Paul's main course was a venison hotpot with honey roast parsnips, while I had 7-hour roast pork belly with red cabbage and apple and ginger puree. Both dishes were good, but badly overdid the veal demi-glace. The apple and ginger puree with my pork was gorgeous - smooth and tangy, but with an underlying heat from ground ginger. I think I will adopt the idea next time I make an apple sauce.

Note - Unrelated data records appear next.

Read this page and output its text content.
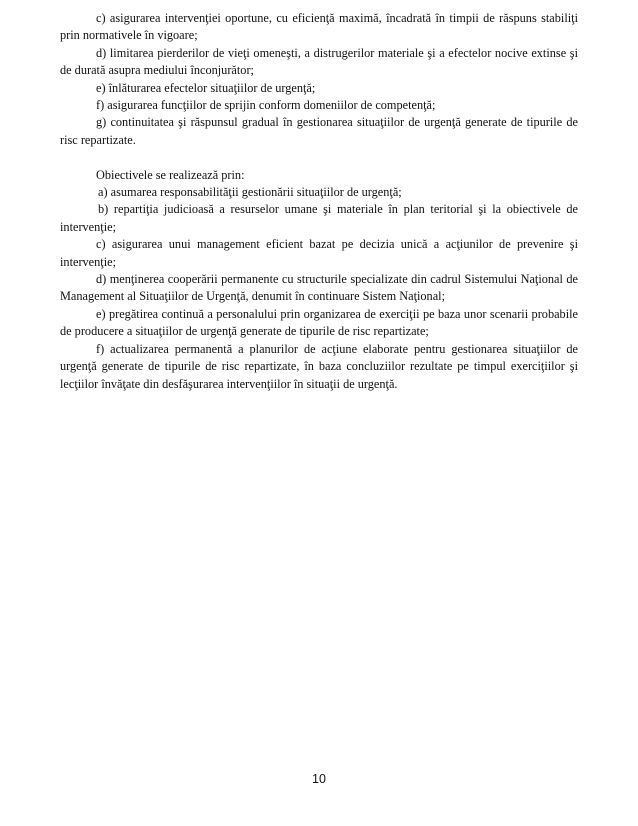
c) asigurarea intervenţiei oportune, cu eficienţă maximă, încadrată în timpii de răspuns stabiliţi prin normativele în vigoare;

d) limitarea pierderilor de vieţi omeneşti, a distrugerilor materiale şi a efectelor nocive extinse şi de durată asupra mediului înconjurător;

e) înlăturarea efectelor situaţiilor de urgenţă;

f) asigurarea funcţiilor de sprijin conform domeniilor de competenţă;

g) continuitatea şi răspunsul gradual în gestionarea situaţiilor de urgenţă generate de tipurile de risc repartizate.

Obiectivele se realizează prin:

a) asumarea responsabilităţii gestionării situaţiilor de urgenţă;

b) repartiţia judicioasă a resurselor umane şi materiale în plan teritorial şi la obiectivele de intervenţie;

c) asigurarea unui management eficient bazat pe decizia unică a acţiunilor de prevenire şi intervenţie;

d) menţinerea cooperării permanente cu structurile specializate din cadrul Sistemului Naţional de Management al Situaţiilor de Urgenţă, denumit în continuare Sistem Naţional;

e) pregătirea continuă a personalului prin organizarea de exerciţii pe baza unor scenarii probabile de producere a situaţiilor de urgenţă generate de tipurile de risc repartizate;

f) actualizarea permanentă a planurilor de acţiune elaborate pentru gestionarea situaţiilor de urgenţă generate de tipurile de risc repartizate, în baza concluziilor rezultate pe timpul exerciţiilor şi lecţiilor învăţate din desfăşurarea intervenţiilor în situaţii de urgenţă.

10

We'd both spurned potato accompaniments with our mains (we had a wonderful little gem salad with mustard vinaigrette) in order to leave a little bit of room for dessert. Paul had the eccles cakes that I'd so adored the last time (served this time with stilton as well as wensleydale) and I surprised myself by ordering a chocolate dessert. I hardly ever order chocolate desserts! I think chocolate is shown to best advantage in a stand-alone afternoon tea dish or something, and not in a rich dessert at the end of a filling meal when the palate is already dulled by too many flavours. But the waitress showed her only real animation of the evening talking about this chocolate tart, so I thought I really had to. Boy. Oh boy. What a dessert! The pastry was very thin and quite crisp, not the shortbready sort of texture you often get with a dessert tart. The chocolate filling was very dark and quite bitter, smooth but not dense and not at all cloying. It was topped with the tiniest scattering of salt flakes. I know salted chocolate and caramel are very chic at the moment, but this is the first time I have had it done really well. It was just the right amount of salt to cut through the chocolate but not overpower it. There was also half of a warm clementine, poached, I am told, for 24 hours, so it was meltingly soft. Again, I'm really not a fan of fruit and chocolate usually, but this combination was sublime. And a shot glass of warm spiced chocolate wine, which brought the flavour of the clementine and the tart together perfectly. It made me wonder why everyone doesn't whisk some dark chocolate into their mulled wine - I think I will try it.
So. Not my first choice of restaurant, and certainly not flawless, but very good and definitely worth a visit for a special occasion.